Fare solo il presidente di Confindustria non gli basta più. Ma alla fine a fermare le mire espansionistiche pallonare di Carlo Bonomi potrebbe essere il quasi senatore Claudio Lotito.
Se così fosse il desolante quadro del calcio italiano sarebbe il seguente: la candidatura dell’attuale presidente della Confindustria alla Lega serie A (la vecchia Lega Calcio) verrebbe bloccata dal presidente della Lazio, senatore della repubblica in quota Forza Italia. Senza dimenticare che nei giorni scorsi per lo stesso incarico erano circolati i nomi dell’ex vicepresidente del consiglio Walter Veltroni e dell’ex ministro dell’Interno Roberto Maroni.
Pallone dunque specchio del paese e della sua politica.
La votazione per il successore del dimissionario Paolo Dal Pino – scappato dopo essere finito triturato nelle ataviche guerre intestine tra i proprietari dei club di serie A – avverrà questa mattina alle 11,30 in seconda convocazione nella sede di via Rossellini a Milano.
A proporre a sorpresa Carlo Bonomi è stato un altro personaggio a lungo protagonista del mondo industriale: l’ex amministratore delegato dell’Eni Paolo Scaroni da qualche anno riciclatosi come presidente del Milan versione americana post Berlusconi (senza dimenticare la parentesi cinese di Yonghong Li).
Il ragionamento di Scaroni non fa una piega: per sbloccare l’impasse e contrattare con il governo i ristori necessari a salvare i club dalla bancarotta post Covid chi meglio del presidente di Confindustria che con il governo Draghi e la maggioranza di governo ha ottimi rapporti? In più Bonomi non ha neanche un’azienda grande e dunque ha tanto tempo libero da dedicare all’attività di lobby.
Convinti i tre grandi club che comandano a via Rosellini a Milano – Juventus, Milan e Inter – pare che Bonomi abbia contattato personalmente buona parte dei presidenti per autoproporsi come salvatore del pallone nostrano.
Sebbene non siano più in Confindustria dai tempi della rivoluzione di Pomigliano, per gli Agnelli che detengono ancora la Juve dire di no all’elezione del numero uno degli imprenditori italiani a capo della serie A è impossibile. Ma il fronte dei contrari esiste ed è guidato appunto dalla Lazio di Lotito e dal Napoli di De Laurentiis.
Andrea Agnelli voleva la Superlega e ha guidato il «no» a Dal Pino sull’apertura ai fondi per democratizzare la Lega calcio. Così contro la nomina di Bonomi ci sarebbe anche il gruppo delle proprietà americane – Roma, Fiorentina, Bologna, Genoa, Spezia – che voleva gestire la successione scegliendo un manager tra una lista selezionata da advisor, valutati tramite colloquio.

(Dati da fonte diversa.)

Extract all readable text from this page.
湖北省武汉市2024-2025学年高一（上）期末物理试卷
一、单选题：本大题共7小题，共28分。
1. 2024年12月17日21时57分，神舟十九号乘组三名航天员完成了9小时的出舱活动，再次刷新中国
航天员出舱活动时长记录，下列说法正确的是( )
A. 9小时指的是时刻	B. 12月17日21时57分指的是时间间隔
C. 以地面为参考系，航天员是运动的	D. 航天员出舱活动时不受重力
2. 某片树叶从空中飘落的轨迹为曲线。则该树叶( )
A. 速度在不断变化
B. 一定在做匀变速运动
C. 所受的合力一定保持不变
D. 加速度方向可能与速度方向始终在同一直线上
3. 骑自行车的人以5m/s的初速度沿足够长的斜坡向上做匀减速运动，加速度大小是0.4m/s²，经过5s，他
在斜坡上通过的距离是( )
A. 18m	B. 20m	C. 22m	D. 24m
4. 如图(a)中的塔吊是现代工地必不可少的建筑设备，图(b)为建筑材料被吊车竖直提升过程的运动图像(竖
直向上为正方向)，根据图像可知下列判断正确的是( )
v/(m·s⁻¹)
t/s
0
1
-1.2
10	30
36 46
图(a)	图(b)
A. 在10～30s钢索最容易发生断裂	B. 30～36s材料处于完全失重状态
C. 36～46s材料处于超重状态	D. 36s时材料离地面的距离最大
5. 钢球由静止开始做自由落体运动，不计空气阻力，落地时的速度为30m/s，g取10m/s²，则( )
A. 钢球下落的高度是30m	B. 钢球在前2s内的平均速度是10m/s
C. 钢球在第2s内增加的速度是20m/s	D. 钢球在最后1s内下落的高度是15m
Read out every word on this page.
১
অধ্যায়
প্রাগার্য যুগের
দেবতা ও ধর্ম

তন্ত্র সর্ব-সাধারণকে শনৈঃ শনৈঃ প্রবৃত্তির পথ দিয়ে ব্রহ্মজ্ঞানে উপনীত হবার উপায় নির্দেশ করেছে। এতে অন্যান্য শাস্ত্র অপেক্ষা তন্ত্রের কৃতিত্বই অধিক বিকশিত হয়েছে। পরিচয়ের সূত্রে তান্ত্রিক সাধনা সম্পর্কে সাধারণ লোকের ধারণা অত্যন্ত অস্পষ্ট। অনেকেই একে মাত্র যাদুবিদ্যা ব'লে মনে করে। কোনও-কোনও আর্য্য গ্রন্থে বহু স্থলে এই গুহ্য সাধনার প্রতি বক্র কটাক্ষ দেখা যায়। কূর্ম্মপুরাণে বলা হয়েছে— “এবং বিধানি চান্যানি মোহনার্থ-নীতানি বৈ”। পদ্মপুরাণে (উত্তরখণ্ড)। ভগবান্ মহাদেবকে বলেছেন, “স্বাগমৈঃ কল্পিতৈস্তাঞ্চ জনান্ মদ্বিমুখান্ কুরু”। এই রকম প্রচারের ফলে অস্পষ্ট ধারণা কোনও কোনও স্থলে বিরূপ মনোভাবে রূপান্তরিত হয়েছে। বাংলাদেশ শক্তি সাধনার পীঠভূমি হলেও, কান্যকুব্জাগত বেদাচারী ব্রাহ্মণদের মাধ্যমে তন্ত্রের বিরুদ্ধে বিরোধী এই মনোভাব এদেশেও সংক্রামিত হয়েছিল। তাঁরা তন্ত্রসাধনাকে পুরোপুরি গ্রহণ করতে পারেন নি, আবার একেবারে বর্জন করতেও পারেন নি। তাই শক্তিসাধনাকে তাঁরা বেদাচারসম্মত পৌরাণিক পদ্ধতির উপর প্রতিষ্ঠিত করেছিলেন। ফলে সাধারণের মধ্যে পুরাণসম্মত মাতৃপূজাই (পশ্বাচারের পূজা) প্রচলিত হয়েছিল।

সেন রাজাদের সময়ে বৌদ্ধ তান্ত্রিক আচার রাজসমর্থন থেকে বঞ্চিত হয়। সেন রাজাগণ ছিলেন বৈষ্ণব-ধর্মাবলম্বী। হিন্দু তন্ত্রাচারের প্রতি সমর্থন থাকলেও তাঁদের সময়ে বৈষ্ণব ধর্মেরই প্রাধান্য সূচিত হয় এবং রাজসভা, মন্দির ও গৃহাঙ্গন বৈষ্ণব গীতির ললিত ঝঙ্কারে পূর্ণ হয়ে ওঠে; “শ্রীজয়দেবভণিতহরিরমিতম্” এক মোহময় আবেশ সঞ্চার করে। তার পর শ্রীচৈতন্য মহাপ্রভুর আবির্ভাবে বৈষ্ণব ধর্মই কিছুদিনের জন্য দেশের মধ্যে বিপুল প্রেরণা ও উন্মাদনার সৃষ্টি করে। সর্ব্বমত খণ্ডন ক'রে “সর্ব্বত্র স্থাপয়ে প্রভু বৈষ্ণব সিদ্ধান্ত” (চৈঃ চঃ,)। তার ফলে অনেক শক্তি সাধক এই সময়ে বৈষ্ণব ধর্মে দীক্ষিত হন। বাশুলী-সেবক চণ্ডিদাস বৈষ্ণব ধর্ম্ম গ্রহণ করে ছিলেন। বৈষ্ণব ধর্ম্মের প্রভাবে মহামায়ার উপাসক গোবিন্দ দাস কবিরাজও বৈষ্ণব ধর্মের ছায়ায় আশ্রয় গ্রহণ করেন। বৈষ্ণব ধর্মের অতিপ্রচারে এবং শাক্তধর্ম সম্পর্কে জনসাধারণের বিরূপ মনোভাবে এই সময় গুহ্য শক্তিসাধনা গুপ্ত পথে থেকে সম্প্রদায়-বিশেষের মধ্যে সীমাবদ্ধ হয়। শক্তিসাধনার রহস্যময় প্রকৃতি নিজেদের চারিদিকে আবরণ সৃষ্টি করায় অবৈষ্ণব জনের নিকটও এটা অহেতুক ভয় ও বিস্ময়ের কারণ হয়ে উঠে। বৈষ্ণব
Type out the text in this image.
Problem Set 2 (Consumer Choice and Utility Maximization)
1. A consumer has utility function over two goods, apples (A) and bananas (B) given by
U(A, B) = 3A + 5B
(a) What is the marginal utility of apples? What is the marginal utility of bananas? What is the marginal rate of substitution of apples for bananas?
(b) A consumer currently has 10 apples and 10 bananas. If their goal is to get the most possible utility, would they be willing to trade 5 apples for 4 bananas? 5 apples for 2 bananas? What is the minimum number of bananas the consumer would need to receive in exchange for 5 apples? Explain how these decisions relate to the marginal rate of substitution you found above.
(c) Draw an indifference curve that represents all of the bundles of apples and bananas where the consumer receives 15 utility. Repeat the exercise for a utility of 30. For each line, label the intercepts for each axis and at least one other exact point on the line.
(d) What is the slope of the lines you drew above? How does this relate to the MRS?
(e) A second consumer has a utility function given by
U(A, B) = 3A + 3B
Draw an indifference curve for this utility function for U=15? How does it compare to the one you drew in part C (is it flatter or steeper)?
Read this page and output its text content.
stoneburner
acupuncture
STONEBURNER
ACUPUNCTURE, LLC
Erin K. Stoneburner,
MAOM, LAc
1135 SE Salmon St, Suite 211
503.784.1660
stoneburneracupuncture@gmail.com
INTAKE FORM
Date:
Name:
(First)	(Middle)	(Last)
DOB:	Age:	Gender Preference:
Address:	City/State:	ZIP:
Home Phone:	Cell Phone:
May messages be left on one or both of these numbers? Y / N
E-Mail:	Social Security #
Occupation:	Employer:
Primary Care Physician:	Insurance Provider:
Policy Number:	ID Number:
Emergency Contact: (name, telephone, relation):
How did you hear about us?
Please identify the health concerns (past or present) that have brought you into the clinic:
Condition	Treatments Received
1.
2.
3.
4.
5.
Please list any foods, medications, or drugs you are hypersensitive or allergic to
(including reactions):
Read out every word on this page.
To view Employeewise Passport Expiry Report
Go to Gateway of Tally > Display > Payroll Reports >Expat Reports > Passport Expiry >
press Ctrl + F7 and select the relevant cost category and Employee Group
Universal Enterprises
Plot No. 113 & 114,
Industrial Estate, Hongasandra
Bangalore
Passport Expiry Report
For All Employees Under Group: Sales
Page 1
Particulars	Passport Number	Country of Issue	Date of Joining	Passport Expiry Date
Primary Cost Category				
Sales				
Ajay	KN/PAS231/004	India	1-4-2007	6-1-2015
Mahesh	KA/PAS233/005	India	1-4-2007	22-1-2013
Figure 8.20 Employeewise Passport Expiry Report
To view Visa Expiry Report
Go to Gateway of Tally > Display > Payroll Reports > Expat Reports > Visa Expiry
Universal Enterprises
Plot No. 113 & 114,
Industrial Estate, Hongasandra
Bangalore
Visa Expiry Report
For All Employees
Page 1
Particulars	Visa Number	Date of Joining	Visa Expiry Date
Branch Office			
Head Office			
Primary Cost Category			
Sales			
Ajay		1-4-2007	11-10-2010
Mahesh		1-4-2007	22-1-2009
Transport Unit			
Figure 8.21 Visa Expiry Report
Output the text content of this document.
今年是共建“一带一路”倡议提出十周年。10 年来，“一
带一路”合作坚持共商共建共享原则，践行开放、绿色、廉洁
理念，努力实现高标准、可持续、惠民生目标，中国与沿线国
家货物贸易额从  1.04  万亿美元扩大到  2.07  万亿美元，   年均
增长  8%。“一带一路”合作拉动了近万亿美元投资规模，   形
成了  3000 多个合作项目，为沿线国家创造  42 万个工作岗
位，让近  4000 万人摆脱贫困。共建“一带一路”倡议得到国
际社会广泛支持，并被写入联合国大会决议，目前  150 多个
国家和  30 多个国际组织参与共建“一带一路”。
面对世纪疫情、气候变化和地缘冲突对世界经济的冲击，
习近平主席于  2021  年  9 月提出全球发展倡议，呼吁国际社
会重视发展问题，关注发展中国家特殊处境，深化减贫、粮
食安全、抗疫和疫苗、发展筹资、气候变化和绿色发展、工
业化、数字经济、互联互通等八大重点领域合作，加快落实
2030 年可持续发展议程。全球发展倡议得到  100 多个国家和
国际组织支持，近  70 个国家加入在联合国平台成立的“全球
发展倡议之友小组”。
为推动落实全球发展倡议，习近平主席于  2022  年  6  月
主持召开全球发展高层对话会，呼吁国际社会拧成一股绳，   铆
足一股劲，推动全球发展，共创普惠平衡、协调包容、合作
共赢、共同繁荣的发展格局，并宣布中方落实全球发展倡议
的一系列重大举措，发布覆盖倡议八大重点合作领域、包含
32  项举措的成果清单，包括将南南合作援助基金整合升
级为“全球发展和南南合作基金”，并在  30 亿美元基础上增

Sembra dunque difficile che questa mattina in assemblea Bonomi possa raccogliere attorno a sè i 14 voti necessari: dalla prossima riunione, tuttavia, il quorum scenderà a undici e la partita potrebbe cambiare radicalmente volto.
Di ostacoli Bonomi ne ha nache interni a Confindustria. Molti imprenditori sarebbero contrari al doppio ruolo e potrebbero usare contro di lui il finora inutilizzato Codice Etico della stessa Confindustria. Il testo non lascerebbe dubbi: «Gli imprenditori che rivestono incarichi associativi si impegnano a: mantenere un comportamento ispirato ad autonomia, integrità, lealtà e responsabilità nei confronti del sistema, degli associati e delle istituzioni, evitando di assumere incarichi, di natura politica o in associazioni esterne, che possano generare conflitti di interesse». La Lega serie A evidentemente fa parte delle «associazioni esterne» e Bonomi non la potrebbe guidare.
Tanto che le dimissioni sono esplicitamente previste: «Sulla base di questi presupposti, gli stessi imprenditori che rivestono incarichi associativi si impegnano a rimettere il proprio mandato, o autosospendersi, in caso di situazioni di incompatibilità o di azioni lesive per il sistema, nelle differenti articolazioni, e per la sua immagine».
Ma – e questo sarebbe realmente un colpo di scena – c’è chi non esclude che Bonomi possa preferire la Lega serie A a Confindustria, dimettendosi da capo degli industriali se eletto al primo turno.
Una scelta che confermerebbe l’egotismo di un personaggio che in due anni di mandato – altri due ne avrebbe da completare – si è distinto per una siderale distanza fra gli annunci di «rivoluzione» e la realtà di grigia gestione in continuità della decadente imprenditoria italiana.